The First Engineer Bridge (Russian: Первый Инженерный мост, Pervy Inzhenerny most) is one of several bridges that span the Moika River in Saint Petersburg, Russia. The bridge is one of a group of four bridges located near the Mars Field, and opposite the main entrance to the Summer Garden, spanning the Moika River, the Fontanka River, and the Swan Canal in the historic center of the city. The First Engineer Bridge is one of the most decorative of Saint Petersburg's more than 500 bridges.
The original small wooden bridge, called the Summer Bridge and rumored to have been designed by the architect Bartolomeo Rastrelli, was built in the 1760s. This bridge was replaced with the current cast-iron bridge, in 1824-1825, and renamed the First Engineer Bridge, in 1829, after the nearby Engineers' Castle (originally called St Michael's or Mikhailovsky Castle).

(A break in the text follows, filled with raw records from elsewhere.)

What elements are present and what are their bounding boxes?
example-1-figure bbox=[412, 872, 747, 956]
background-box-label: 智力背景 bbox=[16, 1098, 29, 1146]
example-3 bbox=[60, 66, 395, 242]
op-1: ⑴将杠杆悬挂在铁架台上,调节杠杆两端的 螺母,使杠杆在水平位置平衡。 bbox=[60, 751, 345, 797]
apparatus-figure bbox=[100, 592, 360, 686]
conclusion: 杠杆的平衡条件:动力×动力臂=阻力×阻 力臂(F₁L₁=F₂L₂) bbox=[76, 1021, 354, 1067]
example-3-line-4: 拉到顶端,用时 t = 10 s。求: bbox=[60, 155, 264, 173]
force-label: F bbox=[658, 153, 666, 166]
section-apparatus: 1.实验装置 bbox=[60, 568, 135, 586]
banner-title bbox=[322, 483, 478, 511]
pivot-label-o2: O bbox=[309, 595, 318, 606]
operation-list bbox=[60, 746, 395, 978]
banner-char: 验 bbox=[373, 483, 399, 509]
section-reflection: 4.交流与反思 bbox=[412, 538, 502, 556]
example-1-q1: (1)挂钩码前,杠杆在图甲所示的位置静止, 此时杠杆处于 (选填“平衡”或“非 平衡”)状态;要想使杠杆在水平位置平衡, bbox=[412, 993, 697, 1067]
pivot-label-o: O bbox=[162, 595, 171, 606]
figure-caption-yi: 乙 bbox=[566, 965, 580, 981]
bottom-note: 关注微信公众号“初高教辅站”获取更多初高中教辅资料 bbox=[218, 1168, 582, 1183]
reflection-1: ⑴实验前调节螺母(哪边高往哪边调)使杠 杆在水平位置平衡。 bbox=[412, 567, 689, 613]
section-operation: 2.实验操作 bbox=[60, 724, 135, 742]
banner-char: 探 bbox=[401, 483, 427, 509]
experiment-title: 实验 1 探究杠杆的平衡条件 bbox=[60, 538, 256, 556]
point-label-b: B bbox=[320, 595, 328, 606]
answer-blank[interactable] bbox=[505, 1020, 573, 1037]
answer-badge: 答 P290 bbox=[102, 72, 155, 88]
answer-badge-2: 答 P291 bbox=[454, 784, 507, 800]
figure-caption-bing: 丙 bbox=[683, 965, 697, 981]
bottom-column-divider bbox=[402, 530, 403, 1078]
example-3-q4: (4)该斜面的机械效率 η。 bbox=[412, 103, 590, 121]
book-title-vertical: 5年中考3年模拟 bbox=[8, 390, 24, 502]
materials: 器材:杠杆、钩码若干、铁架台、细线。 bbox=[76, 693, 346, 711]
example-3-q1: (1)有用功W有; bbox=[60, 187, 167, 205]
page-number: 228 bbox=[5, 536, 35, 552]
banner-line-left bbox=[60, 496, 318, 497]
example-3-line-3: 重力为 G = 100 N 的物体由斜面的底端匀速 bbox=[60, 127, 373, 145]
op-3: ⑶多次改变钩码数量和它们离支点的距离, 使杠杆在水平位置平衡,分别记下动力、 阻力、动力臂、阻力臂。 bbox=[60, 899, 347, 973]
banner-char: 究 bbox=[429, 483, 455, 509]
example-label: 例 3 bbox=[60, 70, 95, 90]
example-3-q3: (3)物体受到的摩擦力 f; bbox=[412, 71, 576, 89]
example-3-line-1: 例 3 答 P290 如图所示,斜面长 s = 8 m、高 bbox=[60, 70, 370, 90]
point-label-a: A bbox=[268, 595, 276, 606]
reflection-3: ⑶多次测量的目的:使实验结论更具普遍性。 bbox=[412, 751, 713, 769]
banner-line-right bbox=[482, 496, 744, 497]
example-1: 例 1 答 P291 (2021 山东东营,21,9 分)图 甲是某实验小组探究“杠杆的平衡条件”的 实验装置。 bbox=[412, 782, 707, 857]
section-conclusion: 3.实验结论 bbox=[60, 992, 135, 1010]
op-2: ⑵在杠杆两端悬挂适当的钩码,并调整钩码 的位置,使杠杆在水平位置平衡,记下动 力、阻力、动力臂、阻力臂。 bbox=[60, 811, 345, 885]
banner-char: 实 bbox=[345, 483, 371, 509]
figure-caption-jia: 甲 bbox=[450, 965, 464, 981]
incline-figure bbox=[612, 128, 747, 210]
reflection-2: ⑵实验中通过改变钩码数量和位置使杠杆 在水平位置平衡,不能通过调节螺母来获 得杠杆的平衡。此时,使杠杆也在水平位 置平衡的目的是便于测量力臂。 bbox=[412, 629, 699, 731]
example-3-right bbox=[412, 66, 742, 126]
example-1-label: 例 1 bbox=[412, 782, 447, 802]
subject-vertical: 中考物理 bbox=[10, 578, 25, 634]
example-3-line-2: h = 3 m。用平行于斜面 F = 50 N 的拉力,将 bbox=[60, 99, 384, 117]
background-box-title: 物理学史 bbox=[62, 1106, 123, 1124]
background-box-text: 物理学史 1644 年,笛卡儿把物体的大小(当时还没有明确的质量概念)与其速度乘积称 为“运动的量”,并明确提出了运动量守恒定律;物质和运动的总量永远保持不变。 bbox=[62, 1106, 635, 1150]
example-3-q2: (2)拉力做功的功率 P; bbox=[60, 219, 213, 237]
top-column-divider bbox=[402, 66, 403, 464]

Engineer Pierre-Dominique Bazaine (1786-1838) (Пётр Петрович Базен) designed and constructed the bridge in a similar fashion to the Big Stables Bridge (Bolshoy Konyushenny Bridge), a bridge located further west on the Moika River, using pre-fabricated hollow wedges. Bazaine also managed to reduce the use of expensive cast-iron in the bridge's construction to one-third of the total mass of the bridge, by innovatively designing the sidewalks with the use of special bracket supports.
The siding is decorated in Doric style by architect Joseph Charlemagne. The beams have a curved and perforated appearance, and the bridge's rectangular orifices are bordered with flat frames, giving the bridge an appearance of lightness and transparency. The bridge's sidewalk tiles were designed as a cornice and are supported by rich ornamental bracket figures. Intricately inscribed plaques with grooves extend from the figures on frieze planes, in the style of Doric triglyph coverings. The triglyphs cover the joints of the side plaques. Cast-iron arches span closely behind. The railings, also designed by Charlemagne, comprise several sections of short pilums, placed between bouquets of decorations and inscriptions of round shields, with bas-relief images of the heads of Medusa, with the Gorgon's snaky locks for hair.